Joan Bakewell abuses again her government appointment to promote assisted suicide

Dame Joan Bakewell (pictured), the broadcaster, was appointed by the government to be a "Voice of Older People" in November. Soon after her appointment, she used her Times column to back assisted suicide and euthanasia, as I blogged about at the time. Today she has similarly used her Times column, this time to back Dr Philip Nitschke, the pro-suicide campaigner dubbed "Dr Death". Dame Joan writes:
"Dr Death should have been welcomed ... [The issue of assisted suicide] won't go away because we are living longer into an old age that brings with it all the humiliations of being helpless, incontinent and in pain. What’s more those now getting on are the baby-boomers, even now in their sixties, a generation of assertive and insistent individuals who won’t be willing to face their declining years with timid submission."
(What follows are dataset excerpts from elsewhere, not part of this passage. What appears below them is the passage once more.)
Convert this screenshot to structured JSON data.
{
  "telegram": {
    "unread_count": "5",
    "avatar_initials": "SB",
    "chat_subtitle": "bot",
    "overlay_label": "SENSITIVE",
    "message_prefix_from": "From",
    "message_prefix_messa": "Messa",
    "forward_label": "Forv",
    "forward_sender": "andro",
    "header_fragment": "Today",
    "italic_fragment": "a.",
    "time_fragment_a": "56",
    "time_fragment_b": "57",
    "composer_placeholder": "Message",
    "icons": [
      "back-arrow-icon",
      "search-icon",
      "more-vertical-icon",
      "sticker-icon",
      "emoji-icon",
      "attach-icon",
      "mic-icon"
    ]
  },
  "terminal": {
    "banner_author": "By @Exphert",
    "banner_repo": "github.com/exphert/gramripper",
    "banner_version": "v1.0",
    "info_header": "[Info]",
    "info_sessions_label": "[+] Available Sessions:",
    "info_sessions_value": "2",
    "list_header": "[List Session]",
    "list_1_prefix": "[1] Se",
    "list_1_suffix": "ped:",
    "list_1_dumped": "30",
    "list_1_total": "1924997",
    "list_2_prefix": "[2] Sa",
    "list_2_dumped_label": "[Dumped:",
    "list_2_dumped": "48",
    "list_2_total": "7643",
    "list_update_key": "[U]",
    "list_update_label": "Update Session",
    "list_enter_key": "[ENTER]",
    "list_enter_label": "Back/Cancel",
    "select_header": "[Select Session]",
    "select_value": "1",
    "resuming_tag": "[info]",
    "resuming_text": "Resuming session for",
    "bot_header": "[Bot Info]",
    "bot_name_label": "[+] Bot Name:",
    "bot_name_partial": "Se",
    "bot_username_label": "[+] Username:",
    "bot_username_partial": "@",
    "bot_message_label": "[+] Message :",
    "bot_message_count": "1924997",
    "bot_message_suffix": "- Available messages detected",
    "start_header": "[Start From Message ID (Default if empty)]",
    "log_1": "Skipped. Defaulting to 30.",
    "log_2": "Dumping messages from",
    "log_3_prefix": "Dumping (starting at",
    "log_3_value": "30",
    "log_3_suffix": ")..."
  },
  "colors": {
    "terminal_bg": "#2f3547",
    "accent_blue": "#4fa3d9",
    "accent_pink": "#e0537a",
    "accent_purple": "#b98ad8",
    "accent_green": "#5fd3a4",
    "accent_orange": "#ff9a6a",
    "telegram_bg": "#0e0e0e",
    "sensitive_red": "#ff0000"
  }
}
And who appointed Dame Joan as a "Voice of Older People"? Why, one of the most assertive and insistent anti-lifers among British baby-boomers, Harriet Harman. Perhaps a case of "jobs for the girls"? In the statement announcing Dame Joan's appointment, Ms Harman said:
“Joan is a champion in the fight against discrimination against older people and a role model for active and positive senior citizens; so I’m delighted that she’s going to contribute to the equalities agenda and be a voice for older people.”
Yet legalising assisted suicide and euthanasia will lead to more, not less discrimination against older people - fatal discrimination by those who think the lives of older people are not valuable. A true "equalities agenda" would make the equal right to life and dignity of older people its top priority.